A declaração foi feita nesta quinta-feira (7) pelo secretário especial de Desestatização, Desinvestimento e Mercados do Ministério da Economia, José Salim Mattar Júnior, em live transmitida pelo deputado Alexis Fonteyne (Partido Novo – SP), de acordo com a Agência Brasil.

Mercado farto

Como argumento à alternativa, Salim Mattar afirma que, hoje, o mercado internacional dispõe de US$ 1,5 trilhão para investimentos, preferencialmente nas áreas de geração e distribuição de energia, infraestrutura, concessões e de saneamento.

Apenas possibilidades

O secretário assinalou, no entanto, que os investimentos ainda estão no campo das possibilidades, pois  a pandemia da Covid-19 inviabiliza qualquer iniciativa, atualmente.

Investidor apreensivo

“Com o coronavírus, a bolsa caiu e os investidores estão mais apreensivos e receosos. Não é recomendável agora continuar vendendo ativos”, aconselha.

Redução do Estado

Pelo viés fiscal, Salim Mattar defendeu a necessidade de redução do Estado, definido por ele, “gigantesco, obeso, lento, burocrático e oneroso ao contribuinte”.

Burocracia estatal

Ao mesmo tempo, o secretário mira a burocracia estatal, cuja legislação torna muito lento “o processo de venda de empresas públicas”.

Tarefa dificílimo

Como se não bastasse, embora admita a boa motivação da lei que visa proteger o recurso público, o secretário salienta ser “dificílimo vender um bem do estado”.

30 meses

Como exemplo, Salim lembra que, até pouco tempo, “eram gastos 30 meses, em média, para concluir um processo de privatização de empresas públicas, quando, pela iniciativa privada, isso ocorre no prazo de 45 dias a 75 dias”.

Número colossal

Outro alvo da fúria liberal do secretário é o patrimônio imobiliário da União, hoje avaliado em R$ 1,3 trilhão, que corresponde ao colossal número de 750 mil imóveis.

Sem condições

O problema é que poucos deles estariam em plenas condições de venda, por problemas de documentação, emenda.

Só uma classe

Ao pregar que haja “apenas uma classe de cidadão”, Salim Mattar criticou a existência, segundo ele, “de duas classes de cidadãos.

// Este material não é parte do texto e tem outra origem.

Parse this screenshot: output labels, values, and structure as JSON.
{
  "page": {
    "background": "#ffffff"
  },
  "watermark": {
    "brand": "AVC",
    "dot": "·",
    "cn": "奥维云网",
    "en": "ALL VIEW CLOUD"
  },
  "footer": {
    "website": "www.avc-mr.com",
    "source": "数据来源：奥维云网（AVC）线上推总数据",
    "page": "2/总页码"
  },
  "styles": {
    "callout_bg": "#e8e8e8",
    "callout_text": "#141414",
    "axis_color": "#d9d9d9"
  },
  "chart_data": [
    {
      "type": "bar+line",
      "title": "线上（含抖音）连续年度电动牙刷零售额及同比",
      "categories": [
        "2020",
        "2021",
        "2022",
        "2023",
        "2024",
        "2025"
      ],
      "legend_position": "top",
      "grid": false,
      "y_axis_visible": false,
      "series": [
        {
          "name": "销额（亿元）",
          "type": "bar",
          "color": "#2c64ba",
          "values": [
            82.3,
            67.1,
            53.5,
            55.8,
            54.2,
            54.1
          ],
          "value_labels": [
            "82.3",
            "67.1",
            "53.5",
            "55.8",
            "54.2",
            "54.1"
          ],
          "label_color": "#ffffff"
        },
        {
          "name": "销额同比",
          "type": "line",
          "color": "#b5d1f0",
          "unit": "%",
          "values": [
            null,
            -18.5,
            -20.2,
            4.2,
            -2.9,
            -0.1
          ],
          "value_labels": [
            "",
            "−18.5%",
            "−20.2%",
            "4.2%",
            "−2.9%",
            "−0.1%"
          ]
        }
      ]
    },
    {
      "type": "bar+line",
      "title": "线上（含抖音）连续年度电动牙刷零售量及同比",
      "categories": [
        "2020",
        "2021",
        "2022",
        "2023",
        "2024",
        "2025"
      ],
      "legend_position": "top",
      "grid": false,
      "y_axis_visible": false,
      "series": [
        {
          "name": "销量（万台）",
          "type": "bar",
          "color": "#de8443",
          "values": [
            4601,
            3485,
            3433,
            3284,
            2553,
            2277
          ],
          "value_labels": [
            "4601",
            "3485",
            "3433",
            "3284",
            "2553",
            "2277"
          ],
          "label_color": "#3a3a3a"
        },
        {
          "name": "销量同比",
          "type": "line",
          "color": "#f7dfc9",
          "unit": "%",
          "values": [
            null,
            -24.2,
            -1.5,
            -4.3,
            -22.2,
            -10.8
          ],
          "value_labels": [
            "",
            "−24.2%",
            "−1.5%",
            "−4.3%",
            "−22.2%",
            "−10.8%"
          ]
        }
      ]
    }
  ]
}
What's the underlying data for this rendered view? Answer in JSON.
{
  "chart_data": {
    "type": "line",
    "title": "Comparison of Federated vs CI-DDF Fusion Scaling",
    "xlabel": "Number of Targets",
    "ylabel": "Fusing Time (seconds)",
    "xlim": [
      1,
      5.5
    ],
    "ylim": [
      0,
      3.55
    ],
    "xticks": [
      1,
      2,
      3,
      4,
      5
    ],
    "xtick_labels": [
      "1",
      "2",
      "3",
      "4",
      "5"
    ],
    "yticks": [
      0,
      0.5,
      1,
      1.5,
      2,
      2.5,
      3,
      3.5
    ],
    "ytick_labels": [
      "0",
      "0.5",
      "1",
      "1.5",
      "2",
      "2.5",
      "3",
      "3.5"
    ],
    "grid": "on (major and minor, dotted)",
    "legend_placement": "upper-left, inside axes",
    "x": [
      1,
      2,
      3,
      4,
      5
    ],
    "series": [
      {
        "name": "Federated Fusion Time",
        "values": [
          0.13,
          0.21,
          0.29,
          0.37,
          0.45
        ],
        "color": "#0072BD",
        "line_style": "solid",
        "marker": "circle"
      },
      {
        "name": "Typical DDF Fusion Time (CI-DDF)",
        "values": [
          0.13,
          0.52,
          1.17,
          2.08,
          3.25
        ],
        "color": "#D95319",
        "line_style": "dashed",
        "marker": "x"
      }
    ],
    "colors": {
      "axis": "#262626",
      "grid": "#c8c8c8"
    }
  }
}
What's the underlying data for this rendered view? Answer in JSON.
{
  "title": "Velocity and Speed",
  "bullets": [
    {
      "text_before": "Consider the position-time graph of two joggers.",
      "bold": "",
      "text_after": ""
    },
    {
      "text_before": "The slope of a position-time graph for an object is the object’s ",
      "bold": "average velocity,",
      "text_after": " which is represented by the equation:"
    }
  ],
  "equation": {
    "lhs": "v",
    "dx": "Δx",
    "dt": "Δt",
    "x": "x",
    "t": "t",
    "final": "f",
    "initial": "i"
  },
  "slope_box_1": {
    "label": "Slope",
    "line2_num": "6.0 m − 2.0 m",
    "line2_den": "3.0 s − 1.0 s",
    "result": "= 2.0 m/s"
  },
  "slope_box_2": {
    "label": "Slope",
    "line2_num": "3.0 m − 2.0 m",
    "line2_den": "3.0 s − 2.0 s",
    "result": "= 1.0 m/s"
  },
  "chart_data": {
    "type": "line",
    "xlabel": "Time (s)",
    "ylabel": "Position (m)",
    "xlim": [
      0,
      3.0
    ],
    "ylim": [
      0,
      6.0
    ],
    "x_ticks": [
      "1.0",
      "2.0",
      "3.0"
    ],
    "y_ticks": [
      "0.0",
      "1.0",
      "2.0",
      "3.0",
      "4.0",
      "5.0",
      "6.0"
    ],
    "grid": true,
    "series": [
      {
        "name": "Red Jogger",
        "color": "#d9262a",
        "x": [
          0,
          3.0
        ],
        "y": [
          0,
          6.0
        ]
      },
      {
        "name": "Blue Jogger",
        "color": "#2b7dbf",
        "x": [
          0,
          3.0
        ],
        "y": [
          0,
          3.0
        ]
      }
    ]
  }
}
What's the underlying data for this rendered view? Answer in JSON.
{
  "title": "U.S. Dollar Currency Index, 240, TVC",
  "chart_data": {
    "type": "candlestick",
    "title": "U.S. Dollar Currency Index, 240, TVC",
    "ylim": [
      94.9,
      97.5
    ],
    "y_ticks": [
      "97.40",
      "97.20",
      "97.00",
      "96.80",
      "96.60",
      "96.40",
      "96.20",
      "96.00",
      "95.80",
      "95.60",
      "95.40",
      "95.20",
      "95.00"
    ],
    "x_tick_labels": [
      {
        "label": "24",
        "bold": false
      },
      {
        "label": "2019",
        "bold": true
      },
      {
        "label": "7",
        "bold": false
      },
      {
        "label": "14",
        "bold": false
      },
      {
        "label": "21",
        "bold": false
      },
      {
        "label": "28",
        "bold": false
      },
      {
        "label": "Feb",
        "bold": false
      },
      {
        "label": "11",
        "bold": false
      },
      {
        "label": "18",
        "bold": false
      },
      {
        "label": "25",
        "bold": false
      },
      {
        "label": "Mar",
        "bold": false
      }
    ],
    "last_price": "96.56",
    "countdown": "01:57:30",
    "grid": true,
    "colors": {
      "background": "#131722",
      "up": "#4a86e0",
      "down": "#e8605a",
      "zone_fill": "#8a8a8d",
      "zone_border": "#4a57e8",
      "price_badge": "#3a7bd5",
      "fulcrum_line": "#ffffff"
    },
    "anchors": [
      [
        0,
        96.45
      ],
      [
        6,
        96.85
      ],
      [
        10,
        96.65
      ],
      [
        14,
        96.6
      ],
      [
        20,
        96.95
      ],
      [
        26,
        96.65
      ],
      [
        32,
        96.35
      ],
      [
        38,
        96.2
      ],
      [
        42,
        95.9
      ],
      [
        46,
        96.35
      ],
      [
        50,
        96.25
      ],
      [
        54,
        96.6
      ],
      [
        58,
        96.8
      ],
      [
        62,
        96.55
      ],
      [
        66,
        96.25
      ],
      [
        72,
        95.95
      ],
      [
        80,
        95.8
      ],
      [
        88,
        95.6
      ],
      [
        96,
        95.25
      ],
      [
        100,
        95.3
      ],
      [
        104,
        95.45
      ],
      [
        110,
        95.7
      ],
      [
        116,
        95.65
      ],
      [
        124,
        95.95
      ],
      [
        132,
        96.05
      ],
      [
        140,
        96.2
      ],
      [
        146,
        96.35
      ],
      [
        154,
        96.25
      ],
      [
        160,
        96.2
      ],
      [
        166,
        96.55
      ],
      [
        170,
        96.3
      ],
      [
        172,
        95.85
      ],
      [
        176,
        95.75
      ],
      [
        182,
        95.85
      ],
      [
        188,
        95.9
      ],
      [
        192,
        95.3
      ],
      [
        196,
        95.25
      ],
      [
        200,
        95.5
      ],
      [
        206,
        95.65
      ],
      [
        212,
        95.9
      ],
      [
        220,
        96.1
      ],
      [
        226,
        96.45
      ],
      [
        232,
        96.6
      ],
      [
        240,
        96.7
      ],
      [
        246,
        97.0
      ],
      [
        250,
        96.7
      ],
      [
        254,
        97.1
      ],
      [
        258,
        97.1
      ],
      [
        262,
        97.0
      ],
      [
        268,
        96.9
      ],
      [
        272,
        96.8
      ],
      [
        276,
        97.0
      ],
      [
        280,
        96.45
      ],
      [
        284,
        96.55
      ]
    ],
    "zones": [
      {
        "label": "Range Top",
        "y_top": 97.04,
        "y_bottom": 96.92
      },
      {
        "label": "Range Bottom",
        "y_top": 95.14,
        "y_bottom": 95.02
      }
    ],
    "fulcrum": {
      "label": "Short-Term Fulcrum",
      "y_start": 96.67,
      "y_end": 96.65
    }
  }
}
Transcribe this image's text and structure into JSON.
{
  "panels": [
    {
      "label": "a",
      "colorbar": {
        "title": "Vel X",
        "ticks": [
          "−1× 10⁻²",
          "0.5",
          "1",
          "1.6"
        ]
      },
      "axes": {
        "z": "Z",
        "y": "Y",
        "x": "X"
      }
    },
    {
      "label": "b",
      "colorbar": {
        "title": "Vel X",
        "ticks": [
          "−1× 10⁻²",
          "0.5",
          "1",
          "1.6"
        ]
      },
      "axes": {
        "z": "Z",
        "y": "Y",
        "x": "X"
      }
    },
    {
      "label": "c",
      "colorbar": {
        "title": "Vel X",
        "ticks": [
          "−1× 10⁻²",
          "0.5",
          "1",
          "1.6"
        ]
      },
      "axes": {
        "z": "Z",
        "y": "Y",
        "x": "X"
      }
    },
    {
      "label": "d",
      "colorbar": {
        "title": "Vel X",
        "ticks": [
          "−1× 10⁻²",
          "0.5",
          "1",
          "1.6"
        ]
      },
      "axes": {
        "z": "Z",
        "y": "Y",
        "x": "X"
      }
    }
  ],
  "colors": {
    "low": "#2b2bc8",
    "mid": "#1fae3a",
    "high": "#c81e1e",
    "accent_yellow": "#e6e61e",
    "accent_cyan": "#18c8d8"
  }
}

A dos servidores públicos, com estabilidade, e dos trabalhadores da iniciativa privada”.

Renda per capita

Em outra comparação assertiva, o secretário disse que, enquanto a renda per capita de Brasília é de R$ 70 mil, por ano, a de São Paulo é de R$ 50 mil.

“O estado que mais produz não tem a maior a renda. A maior renda está em Brasília, exatamente com quem nada produz”, dispara.